The Book Is Written. Now What?
A Philadelphia conference helps writers and publishers find their audience.
Writing a good book is never easy, even for prolific authors. Just getting thoughts from brain to DOC file can take months, years, even decades.
And that's just for starters. The writer has to get a publisher's acquisitions editor to take it on. Then there are rewrites, edits, indexing, photo shoots and illustrating, design and layout, and proofing.
Even then, the hardest work remains to be done: finding an audience for the finished work. Without it, the author keeps a small advance as a consolation prize, but royalty checks for life? Forget it.
'Finding an audience' was the theme at the fourth Beyond the Book, a traveling conference series on the business of writing attended by journalists, writers, and photographers.

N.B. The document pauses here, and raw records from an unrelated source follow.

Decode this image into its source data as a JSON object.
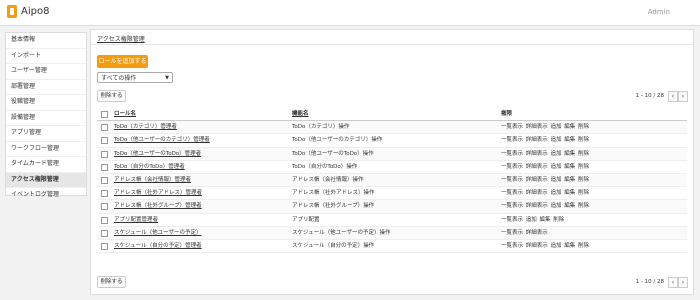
{
  "header": {
    "logo": "Aipo8",
    "user": "Admin"
  },
  "sidebar": {
    "items": [
      {
        "label": "基本情報"
      },
      {
        "label": "インポート"
      },
      {
        "label": "ユーザー管理"
      },
      {
        "label": "部署管理"
      },
      {
        "label": "役職管理"
      },
      {
        "label": "設備管理"
      },
      {
        "label": "アプリ管理"
      },
      {
        "label": "ワークフロー管理"
      },
      {
        "label": "タイムカード管理"
      },
      {
        "label": "アクセス権限管理",
        "active": true
      },
      {
        "label": "イベントログ管理"
      }
    ]
  },
  "main": {
    "breadcrumb": "アクセス権限管理",
    "add_button": "ロールを追加する",
    "filter_select": "すべての操作",
    "delete_button": "削除する",
    "pagination": {
      "text": "1 - 10 / 28",
      "prev": "‹",
      "next": "›"
    },
    "columns": {
      "role": "ロール名",
      "feature": "機能名",
      "permission": "権限"
    },
    "rows": [
      {
        "role": "ToDo（カテゴリ）管理者",
        "feature": "ToDo（カテゴリ）操作",
        "permission": "一覧表示 詳細表示 追加 編集 削除"
      },
      {
        "role": "ToDo（他ユーザーのカテゴリ）管理者",
        "feature": "ToDo（他ユーザーのカテゴリ）操作",
        "permission": "一覧表示 詳細表示 追加 編集 削除"
      },
      {
        "role": "ToDo（他ユーザーのToDo）管理者",
        "feature": "ToDo（他ユーザーのToDo）操作",
        "permission": "一覧表示 詳細表示 追加 編集 削除"
      },
      {
        "role": "ToDo（自分のToDo）管理者",
        "feature": "ToDo（自分のToDo）操作",
        "permission": "一覧表示 詳細表示 追加 編集 削除"
      },
      {
        "role": "アドレス帳（会社情報）管理者",
        "feature": "アドレス帳（会社情報）操作",
        "permission": "一覧表示 詳細表示 追加 編集 削除"
      },
      {
        "role": "アドレス帳（社外アドレス）管理者",
        "feature": "アドレス帳（社外アドレス）操作",
        "permission": "一覧表示 詳細表示 追加 編集 削除"
      },
      {
        "role": "アドレス帳（社外グループ）管理者",
        "feature": "アドレス帳（社外グループ）操作",
        "permission": "一覧表示 詳細表示 追加 編集 削除"
      },
      {
        "role": "アプリ配置管理者",
        "feature": "アプリ配置",
        "permission": "一覧表示 追加 編集 削除"
      },
      {
        "role": "スケジュール（他ユーザーの予定）",
        "feature": "スケジュール（他ユーザーの予定）操作",
        "permission": "一覧表示 詳細表示"
      },
      {
        "role": "スケジュール（自分の予定）管理者",
        "feature": "スケジュール（自分の予定）操作",
        "permission": "一覧表示 詳細表示 追加 編集 削除"
      }
    ]
  }
}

The conference, held this year at the spanking new National Constitution Center, in Philadelphia, consisted of a two hour panel session, followed by a reception. It was moderated by Christopher Kenneally, director of author and creator relations at the Copyright Clearance Center Inc., Danvers, Mass., a vendor of content licensing systems.
"There are so many books, and competition for readers is immense," Kenneally says. "If the book doesn't reach its reader, then all the effort that went into [publishing it] is for naught."
Kenneally was joined by four other panelists who discussed, from a writer's and shooter's perspective, the business of getting work noticed- first by a publisher, then by readers. Other big topics on the table: ethics, moonlighting, and promotion.
"The Internet is a place where [some] writers go to stretch the truth, but it also provides a network for checking whether a story is original or not," by making it easy to search for similar stories, says Jeffrey Seglin, director of the publishing and writing graduate program at Emerson University, Boston.